What happened in 2010 was not something that will never happen again. The situation that the country faced—the crisis that needed stability—was not something that happens only once in history. It has happened before and it will happen again and, as I have said, it is happening now. What the people of this country need from us is the certainty and the stability of what their future will be. That is why they elected us. We should not need the threat of a general election to be out there talking to and engaging with our constituents and listening to what they say. If we do, then we have failed.

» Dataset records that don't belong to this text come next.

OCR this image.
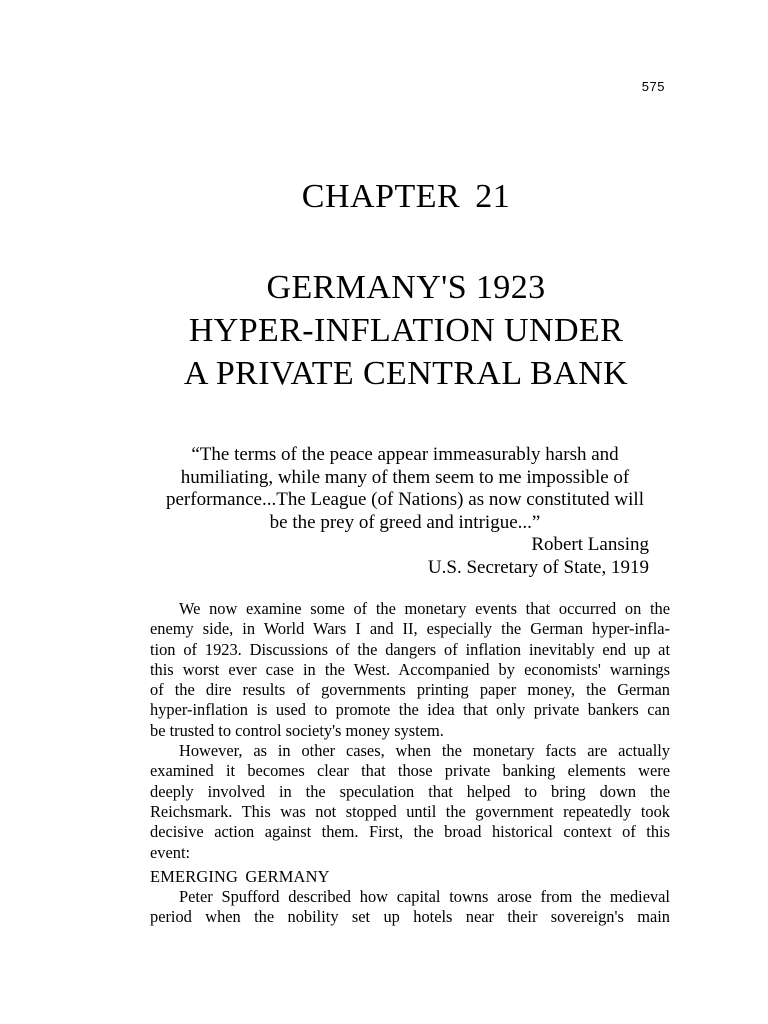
575
CHAPTER 21
GERMANY'S 1923
HYPER-INFLATION UNDER
A PRIVATE CENTRAL BANK
“The terms of the peace appear immeasurably harsh and
humiliating, while many of them seem to me impossible of
performance...The League (of Nations) as now constituted will
be the prey of greed and intrigue...”
Robert Lansing
U.S. Secretary of State, 1919
We now examine some of the monetary events that occurred on the
enemy side, in World Wars I and II, especially the German hyper-infla-
tion of 1923. Discussions of the dangers of inflation inevitably end up at
this worst ever case in the West. Accompanied by economists' warnings
of the dire results of governments printing paper money, the German
hyper-inflation is used to promote the idea that only private bankers can
be trusted to control society's money system.
However, as in other cases, when the monetary facts are actually
examined it becomes clear that those private banking elements were
deeply involved in the speculation that helped to bring down the
Reichsmark. This was not stopped until the government repeatedly took
decisive action against them. First, the broad historical context of this
event:
EMERGING GERMANY
Peter Spufford described how capital towns arose from the medieval
period when the nobility set up hotels near their sovereign's main
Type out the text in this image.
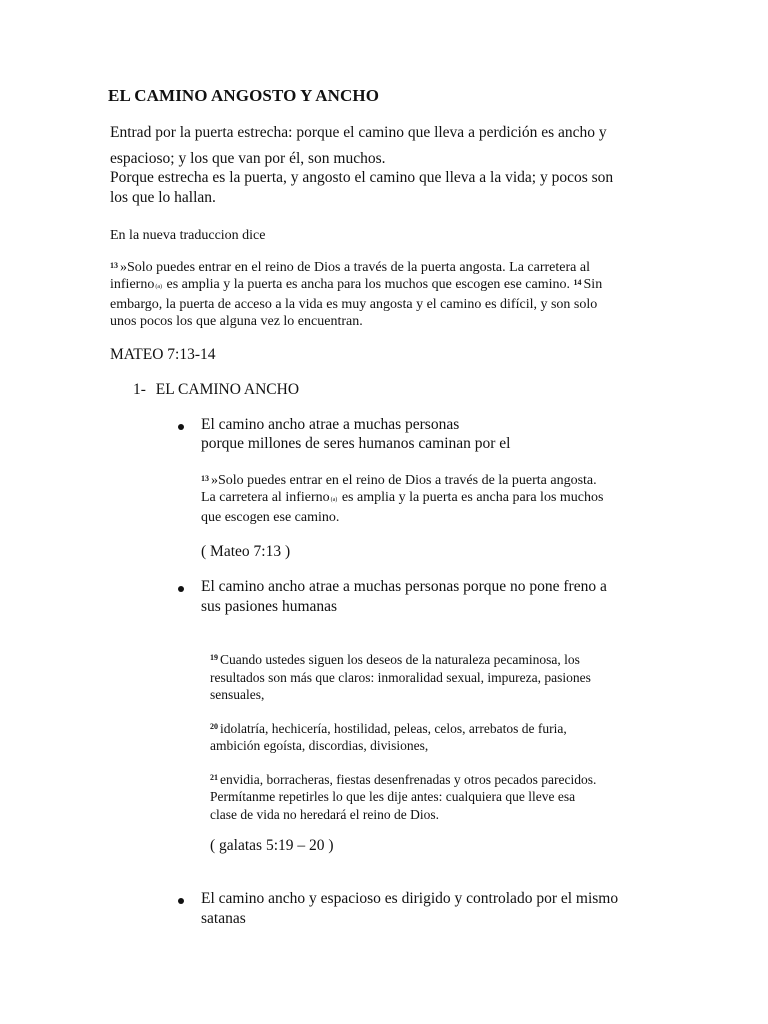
EL CAMINO ANGOSTO Y ANCHO
Entrad por la puerta estrecha: porque el camino que lleva a perdición es ancho y
espacioso; y los que van por él, son muchos.
Porque estrecha es la puerta, y angosto el camino que lleva a la vida; y pocos son
los que lo hallan.
En la nueva traduccion dice
$^{13}$ »Solo puedes entrar en el reino de Dios a través de la puerta angosta. La carretera al
infierno(a) es amplia y la puerta es ancha para los muchos que escogen ese camino. $^{14}$ Sin
embargo, la puerta de acceso a la vida es muy angosta y el camino es difícil, y son solo
unos pocos los que alguna vez lo encuentran.
MATEO 7:13-14
1- EL CAMINO ANCHO
El camino ancho atrae a muchas personas
porque millones de seres humanos caminan por el
$^{13}$ »Solo puedes entrar en el reino de Dios a través de la puerta angosta.
La carretera al infierno(a) es amplia y la puerta es ancha para los muchos
que escogen ese camino.
( Mateo 7:13 )
El camino ancho atrae a muchas personas porque no pone freno a
sus pasiones humanas
$^{19}$ Cuando ustedes siguen los deseos de la naturaleza pecaminosa, los
resultados son más que claros: inmoralidad sexual, impureza, pasiones
sensuales,
$^{20}$ idolatría, hechicería, hostilidad, peleas, celos, arrebatos de furia,
ambición egoísta, discordias, divisiones,
$^{21}$ envidia, borracheras, fiestas desenfrenadas y otros pecados parecidos.
Permítanme repetirles lo que les dije antes: cualquiera que lleve esa
clase de vida no heredará el reino de Dios.
( galatas 5:19 – 20 )
El camino ancho y espacioso es dirigido y controlado por el mismo
satanas
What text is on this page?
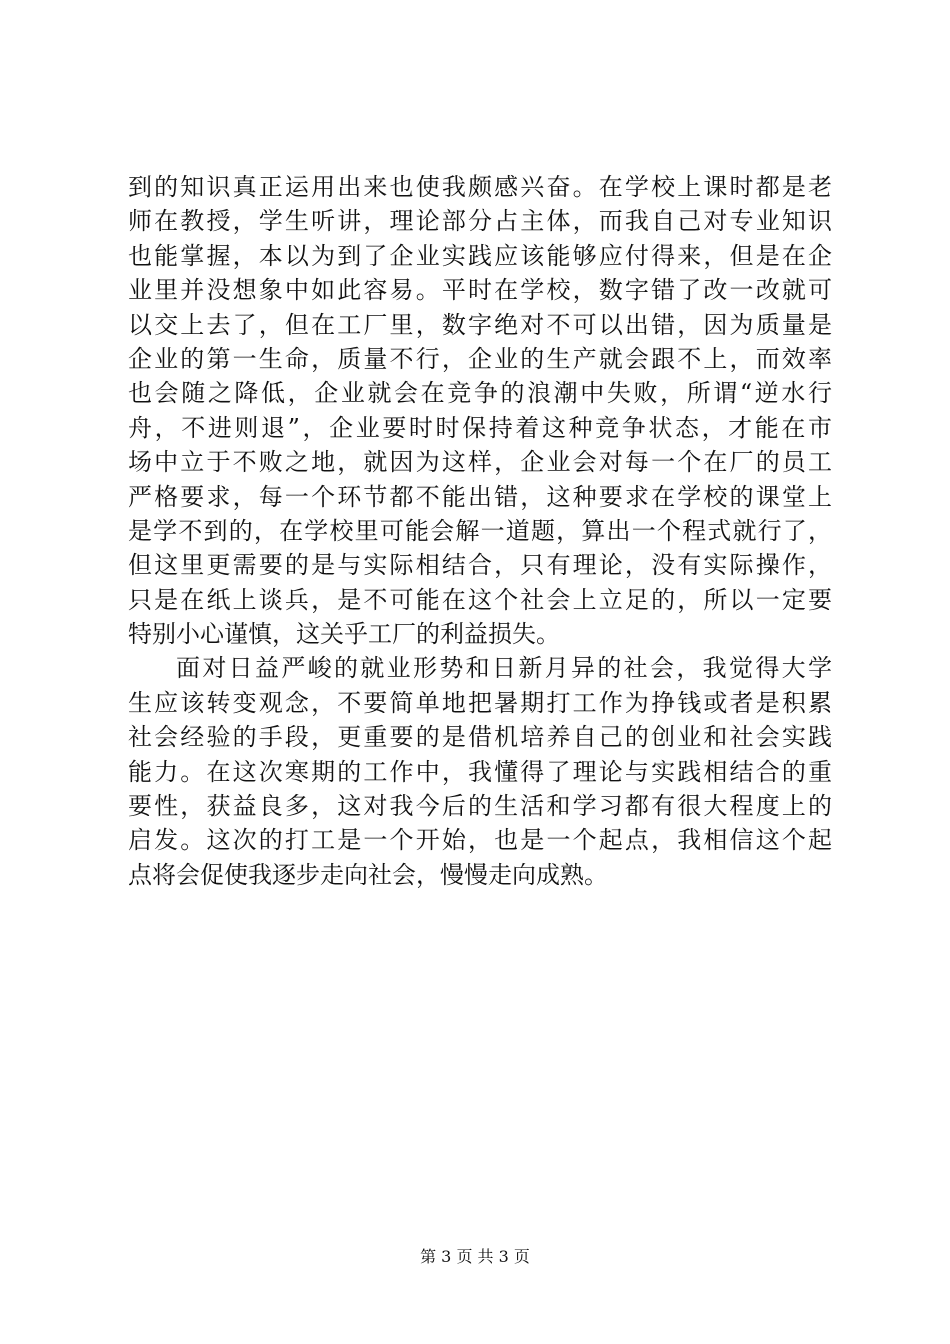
到的知识真正运用出来也使我颇感兴奋。在学校上课时都是老
师在教授，学生听讲，理论部分占主体，而我自己对专业知识
也能掌握，本以为到了企业实践应该能够应付得来，但是在企
业里并没想象中如此容易。平时在学校，数字错了改一改就可
以交上去了，但在工厂里，数字绝对不可以出错，因为质量是
企业的第一生命，质量不行，企业的生产就会跟不上，而效率
也会随之降低，企业就会在竞争的浪潮中失败，所谓“逆水行
舟，不进则退”，企业要时时保持着这种竞争状态，才能在市
场中立于不败之地，就因为这样，企业会对每一个在厂的员工
严格要求，每一个环节都不能出错，这种要求在学校的课堂上
是学不到的，在学校里可能会解一道题，算出一个程式就行了，
但这里更需要的是与实际相结合，只有理论，没有实际操作，
只是在纸上谈兵，是不可能在这个社会上立足的，所以一定要
特别小心谨慎，这关乎工厂的利益损失。
面对日益严峻的就业形势和日新月异的社会，我觉得大学
生应该转变观念，不要简单地把暑期打工作为挣钱或者是积累
社会经验的手段，更重要的是借机培养自己的创业和社会实践
能力。在这次寒期的工作中，我懂得了理论与实践相结合的重
要性，获益良多，这对我今后的生活和学习都有很大程度上的
启发。这次的打工是一个开始，也是一个起点，我相信这个起
点将会促使我逐步走向社会，慢慢走向成熟。
第 3 页 共 3 页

The hon. Member for Argyll and Bute (Brendan O’Hara) described this Bill as a power grab and, in that, I have to agree with him. It is taking power away from Parliament. It is taking power away from the Members of Parliament and, in doing so, from the elected representatives, and placing it in the hands of the Government and only the Government. It is making the timing of a general election the whim, potentially, of one person based on the scenario of the time. We have talked about lots of decisions about when general elections were and when they were not. In 1974, when, sadly, I was also alive—
I am sorry that I was not there to see the 1974 election. We talk a lot in this place about the precedent and the history of what has gone on before us, but actually there are not many examples, with the exception of 1974, of where early elections have been called, so this is not a precedent that has been abused. It has been done with careful consideration by the Government of the day to call an election, not always to their advantage.
I am conscious that I am running out of time. I accept that it has not always been abused. If we look at that thread, we will see something common in 1974 and 2017. If a party goes for a snap election, the country will not necessarily re-elect it, because the country did not necessarily want a snap election; it wanted stability. Therefore, I return to my original point that what we have with the Fixed-term Parliaments Act is the certainty and the stability that, perhaps not the Government, but the country demands. Therefore, I will be voting with my right hon. Friend the Member for Orkney and Shetland.
If I could take one more second, Madam Deputy Speaker, it would be to echo the thoughts of my right hon. Friend, now that the Minister for the Constitution and Devolution is back in her place, and say what a delight it is to have her here.